Jon's In Waikiki (AKA The Waikiki Marketer) header image 2

Dynamic URLs and How to Handle Them for SEO

October 17th, 2006 · No Comments

I’m working with a client at the moment who is using session ids. These have been used for some time to track customers on your website.

Gathering that information is a great way to peer into the mind of your website visitors. The problem is that it can affect your standing in the search engines. And in a big way.

Today, search engines are able, for the most part, to catalog dynamic URLs. Those are the ones that look like this: http://www.YourSite.com/page.html?…. – you’ve seen them all over the Net by now.

With the majority of dynamic URLs, the letters and/or numbers are the same each time for any individual page. The server may grab different content or data, but the dynamic URL remains the same.

But not for session IDs.

Session IDs are used to identify an individual visitor to track them as they move around on the site. That means that the site has a different set of numbers each time attached to the URL.
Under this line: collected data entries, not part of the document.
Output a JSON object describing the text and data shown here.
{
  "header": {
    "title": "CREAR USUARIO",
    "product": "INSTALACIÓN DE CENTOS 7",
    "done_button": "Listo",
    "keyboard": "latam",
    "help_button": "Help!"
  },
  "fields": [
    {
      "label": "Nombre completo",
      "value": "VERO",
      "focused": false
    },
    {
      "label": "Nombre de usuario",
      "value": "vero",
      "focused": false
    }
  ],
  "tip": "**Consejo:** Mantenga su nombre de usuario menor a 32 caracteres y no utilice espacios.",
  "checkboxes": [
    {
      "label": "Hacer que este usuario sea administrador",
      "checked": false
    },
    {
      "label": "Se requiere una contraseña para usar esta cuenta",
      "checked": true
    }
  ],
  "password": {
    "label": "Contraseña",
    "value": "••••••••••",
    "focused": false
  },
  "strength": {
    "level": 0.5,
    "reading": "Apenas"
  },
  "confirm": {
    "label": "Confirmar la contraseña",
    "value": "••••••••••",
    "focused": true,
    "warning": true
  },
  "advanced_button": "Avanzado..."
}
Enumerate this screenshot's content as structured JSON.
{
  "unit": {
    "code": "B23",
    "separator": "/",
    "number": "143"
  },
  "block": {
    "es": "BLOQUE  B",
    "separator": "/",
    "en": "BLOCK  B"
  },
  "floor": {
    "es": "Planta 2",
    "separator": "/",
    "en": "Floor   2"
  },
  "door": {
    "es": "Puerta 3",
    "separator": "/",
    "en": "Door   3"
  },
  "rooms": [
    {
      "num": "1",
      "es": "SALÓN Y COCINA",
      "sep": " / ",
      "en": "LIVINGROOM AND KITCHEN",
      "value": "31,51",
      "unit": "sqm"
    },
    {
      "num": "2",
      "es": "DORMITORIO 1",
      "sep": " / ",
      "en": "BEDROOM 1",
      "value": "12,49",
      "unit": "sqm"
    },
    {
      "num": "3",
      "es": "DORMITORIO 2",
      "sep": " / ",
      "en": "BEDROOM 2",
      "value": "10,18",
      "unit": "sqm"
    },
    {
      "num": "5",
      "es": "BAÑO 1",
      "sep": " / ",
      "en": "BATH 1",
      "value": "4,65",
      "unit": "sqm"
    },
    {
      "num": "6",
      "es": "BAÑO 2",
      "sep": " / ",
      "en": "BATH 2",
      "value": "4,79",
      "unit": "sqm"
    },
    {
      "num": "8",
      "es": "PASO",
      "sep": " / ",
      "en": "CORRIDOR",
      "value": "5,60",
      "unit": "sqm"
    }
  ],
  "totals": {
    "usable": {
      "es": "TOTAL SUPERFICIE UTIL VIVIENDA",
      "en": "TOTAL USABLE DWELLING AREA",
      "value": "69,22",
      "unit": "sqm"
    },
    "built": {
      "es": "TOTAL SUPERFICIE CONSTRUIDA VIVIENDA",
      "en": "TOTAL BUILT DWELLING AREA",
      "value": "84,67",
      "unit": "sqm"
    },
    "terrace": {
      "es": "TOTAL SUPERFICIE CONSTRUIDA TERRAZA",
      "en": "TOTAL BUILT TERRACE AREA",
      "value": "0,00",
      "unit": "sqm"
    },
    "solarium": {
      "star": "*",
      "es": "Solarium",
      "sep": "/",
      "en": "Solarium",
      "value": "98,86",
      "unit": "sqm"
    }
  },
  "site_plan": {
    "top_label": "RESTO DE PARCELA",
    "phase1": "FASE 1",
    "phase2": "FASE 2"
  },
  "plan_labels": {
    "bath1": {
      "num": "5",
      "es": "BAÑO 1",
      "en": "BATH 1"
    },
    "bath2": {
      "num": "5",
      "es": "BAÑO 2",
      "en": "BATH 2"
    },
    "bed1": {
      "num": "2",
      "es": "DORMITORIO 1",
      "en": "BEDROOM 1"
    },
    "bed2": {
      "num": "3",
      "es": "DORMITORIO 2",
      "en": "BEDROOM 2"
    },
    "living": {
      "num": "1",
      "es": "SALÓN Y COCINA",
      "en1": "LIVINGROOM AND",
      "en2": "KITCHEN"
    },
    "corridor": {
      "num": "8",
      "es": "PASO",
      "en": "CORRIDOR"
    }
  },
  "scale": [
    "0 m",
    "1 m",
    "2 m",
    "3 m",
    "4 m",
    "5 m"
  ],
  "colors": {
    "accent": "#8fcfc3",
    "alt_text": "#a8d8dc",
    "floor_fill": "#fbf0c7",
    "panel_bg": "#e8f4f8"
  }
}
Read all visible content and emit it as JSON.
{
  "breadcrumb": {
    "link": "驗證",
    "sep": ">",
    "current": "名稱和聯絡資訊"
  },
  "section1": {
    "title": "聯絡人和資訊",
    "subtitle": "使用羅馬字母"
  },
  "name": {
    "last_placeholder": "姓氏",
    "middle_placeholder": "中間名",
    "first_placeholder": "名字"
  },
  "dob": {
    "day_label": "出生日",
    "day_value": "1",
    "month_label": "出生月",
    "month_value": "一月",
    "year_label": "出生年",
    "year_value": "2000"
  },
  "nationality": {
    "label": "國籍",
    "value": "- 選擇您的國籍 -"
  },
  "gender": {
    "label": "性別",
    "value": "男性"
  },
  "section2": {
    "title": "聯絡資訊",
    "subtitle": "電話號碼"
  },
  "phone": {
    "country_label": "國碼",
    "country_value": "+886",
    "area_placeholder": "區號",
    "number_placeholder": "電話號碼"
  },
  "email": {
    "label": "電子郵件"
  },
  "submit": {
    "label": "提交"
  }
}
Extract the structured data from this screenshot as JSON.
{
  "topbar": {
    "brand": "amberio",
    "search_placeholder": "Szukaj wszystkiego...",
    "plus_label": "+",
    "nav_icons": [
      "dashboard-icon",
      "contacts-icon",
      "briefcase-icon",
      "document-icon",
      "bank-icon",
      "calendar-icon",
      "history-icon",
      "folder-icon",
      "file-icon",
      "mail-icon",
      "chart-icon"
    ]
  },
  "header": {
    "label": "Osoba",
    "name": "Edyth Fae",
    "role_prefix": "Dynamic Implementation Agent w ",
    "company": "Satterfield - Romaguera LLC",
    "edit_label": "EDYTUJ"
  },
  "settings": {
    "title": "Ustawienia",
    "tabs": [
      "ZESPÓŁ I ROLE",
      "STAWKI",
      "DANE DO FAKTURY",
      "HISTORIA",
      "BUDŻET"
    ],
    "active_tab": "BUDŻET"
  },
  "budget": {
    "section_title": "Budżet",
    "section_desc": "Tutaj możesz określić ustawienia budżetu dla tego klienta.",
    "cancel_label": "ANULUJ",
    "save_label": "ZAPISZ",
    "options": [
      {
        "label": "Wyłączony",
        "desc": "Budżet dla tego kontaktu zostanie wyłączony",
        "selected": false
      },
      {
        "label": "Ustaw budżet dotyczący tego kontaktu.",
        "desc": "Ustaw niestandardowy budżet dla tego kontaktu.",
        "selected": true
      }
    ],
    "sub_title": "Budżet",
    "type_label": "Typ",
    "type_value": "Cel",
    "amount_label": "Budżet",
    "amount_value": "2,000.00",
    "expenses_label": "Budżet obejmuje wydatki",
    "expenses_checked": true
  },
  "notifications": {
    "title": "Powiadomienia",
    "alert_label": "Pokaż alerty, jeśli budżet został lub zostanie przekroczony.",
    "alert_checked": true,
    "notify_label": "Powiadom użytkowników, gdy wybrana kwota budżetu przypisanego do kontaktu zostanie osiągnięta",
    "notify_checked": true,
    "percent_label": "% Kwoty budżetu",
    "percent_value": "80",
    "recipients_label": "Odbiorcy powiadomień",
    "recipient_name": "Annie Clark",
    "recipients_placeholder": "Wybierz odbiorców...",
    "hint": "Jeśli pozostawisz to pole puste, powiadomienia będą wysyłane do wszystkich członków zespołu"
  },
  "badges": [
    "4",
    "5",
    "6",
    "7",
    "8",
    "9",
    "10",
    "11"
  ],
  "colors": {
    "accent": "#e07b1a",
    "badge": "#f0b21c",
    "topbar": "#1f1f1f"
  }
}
So, when the search engine spider comes around, it gets the same treatment – a new, individual number assigned to it. But just for that visit.

Time passes and the search engine spider returns. Once again, it calls up a page and, also once again, it is assigned a unique number. A new, unique number different from the last time it came by.

Since the number is attached to the URL, the search engine sees this as a new page. After all, the URL is different than before. Plus, if it tries to call up the old URL (which is the same URL, but the old ID number attached), it gets a 404 File Not Found message.

So, as far as as Google, or Yahoo, or Bing is concerned, there is not static site there. Just a series of brand new URLs being put up constantly.

And if the pages are new, they have no chance to build up in the rankings. That’s a problem.

There is one more thing to consider – search engines, sometimes, still can’t catalog dynamic URLs. Or not 100% of the time at least.

Even Those search engines that can handle them will have problems if there are more than a few characters after the ‘?’. Keep that in mind.

So what can you do to fix this problem? Try using cookies instead of session IDs. Some visitors will refuse the cookie, but that’s worth risking in order to be in the search engines.

Another solution is to fix your site so that session ids are only assigned when a visitor logs in formally – say when making a purchase.

Someone with more programming knowledge than I do might have more solutions to offer so a little searching might be in order.